Buying into the Regime
Heidi Tinsman
2014, Duke University Press
363 pages, paperback, plates
CHILE’S military dictator August Pinochet may have bought wholeheartedly into the promise, under his neoliberal vision, offered by the production of commodities such as grapes, but he probably did not realise that these contained the seeds of both the democracy movement and a new form of labour politics that challenged his regime’s oppressive ideas. Buying into the Regime is a groundbreaking transnational study of the Chilean and US grape industries. Everyone is familiar with Chilean wine, not least because under Pinochet the country became a major producer of grapes and the world’s leading exporter of this product. This book traces how income from grape production generated a new consumerism in the country by enabling fruit workers, a large proportion of them women, to buy imported products.
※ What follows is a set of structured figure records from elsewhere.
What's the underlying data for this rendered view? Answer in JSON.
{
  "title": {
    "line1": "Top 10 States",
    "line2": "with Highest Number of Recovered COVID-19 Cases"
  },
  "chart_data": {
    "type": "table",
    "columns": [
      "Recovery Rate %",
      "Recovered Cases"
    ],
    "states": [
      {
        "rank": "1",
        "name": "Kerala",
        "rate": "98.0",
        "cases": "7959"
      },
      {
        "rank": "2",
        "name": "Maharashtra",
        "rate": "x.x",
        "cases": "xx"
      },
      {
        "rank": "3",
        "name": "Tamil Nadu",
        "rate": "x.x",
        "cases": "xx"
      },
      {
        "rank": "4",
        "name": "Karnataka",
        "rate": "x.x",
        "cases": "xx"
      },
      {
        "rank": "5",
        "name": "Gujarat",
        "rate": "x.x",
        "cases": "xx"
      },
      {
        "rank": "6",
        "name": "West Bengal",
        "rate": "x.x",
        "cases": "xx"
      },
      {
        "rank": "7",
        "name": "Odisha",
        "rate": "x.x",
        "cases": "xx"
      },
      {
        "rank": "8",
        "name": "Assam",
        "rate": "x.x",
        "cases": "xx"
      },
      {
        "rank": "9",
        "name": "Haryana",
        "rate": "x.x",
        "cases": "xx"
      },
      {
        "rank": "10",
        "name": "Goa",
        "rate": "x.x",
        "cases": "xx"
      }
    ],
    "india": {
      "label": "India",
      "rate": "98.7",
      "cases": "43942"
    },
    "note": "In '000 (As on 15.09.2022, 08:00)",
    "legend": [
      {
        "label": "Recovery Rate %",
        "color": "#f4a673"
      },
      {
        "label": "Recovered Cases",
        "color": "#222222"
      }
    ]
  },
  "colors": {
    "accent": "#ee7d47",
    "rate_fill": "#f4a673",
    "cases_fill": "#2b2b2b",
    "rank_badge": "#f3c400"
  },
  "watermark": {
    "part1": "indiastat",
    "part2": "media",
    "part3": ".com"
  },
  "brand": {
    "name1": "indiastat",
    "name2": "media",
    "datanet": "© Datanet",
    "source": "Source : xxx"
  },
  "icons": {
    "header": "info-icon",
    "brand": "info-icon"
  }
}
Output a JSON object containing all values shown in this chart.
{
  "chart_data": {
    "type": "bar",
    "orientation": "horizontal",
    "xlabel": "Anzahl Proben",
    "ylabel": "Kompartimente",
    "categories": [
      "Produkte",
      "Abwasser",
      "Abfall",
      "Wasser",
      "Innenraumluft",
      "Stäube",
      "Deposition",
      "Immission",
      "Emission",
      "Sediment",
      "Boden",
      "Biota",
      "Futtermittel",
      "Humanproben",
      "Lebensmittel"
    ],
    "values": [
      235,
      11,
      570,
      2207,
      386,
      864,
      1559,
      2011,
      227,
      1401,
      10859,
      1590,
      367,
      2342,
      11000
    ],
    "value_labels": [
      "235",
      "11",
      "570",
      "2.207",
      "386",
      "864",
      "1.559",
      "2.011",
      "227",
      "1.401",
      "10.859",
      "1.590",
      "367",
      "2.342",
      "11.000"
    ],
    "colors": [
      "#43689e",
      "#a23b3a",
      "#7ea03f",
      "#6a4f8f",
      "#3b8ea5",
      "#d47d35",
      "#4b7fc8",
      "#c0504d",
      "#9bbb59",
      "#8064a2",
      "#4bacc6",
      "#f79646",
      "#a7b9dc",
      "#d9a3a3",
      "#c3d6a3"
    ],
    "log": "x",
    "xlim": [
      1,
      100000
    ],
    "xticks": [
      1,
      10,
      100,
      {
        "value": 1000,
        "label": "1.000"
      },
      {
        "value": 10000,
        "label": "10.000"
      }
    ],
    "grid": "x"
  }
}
In so doing, this industry had unforeseen consequences, influencing gender relations in a deeply comnservative country as well as the pro-democracy movement that increasingly began to challenge Pinochet’s brutal authoritarianism. While in the US businessmen were vigorously promoting grapes as a new form of healthy snack, trades unions were mobilising to highlight exploitation and environmental risks in the grape industry. Heidi Tinsman provides a fascinating insight into the evolution of production, consumption and social conflict in the grape industry in both Chile and the US at a time in which the shared values of elites were sowing the seeds of new forms of discontent.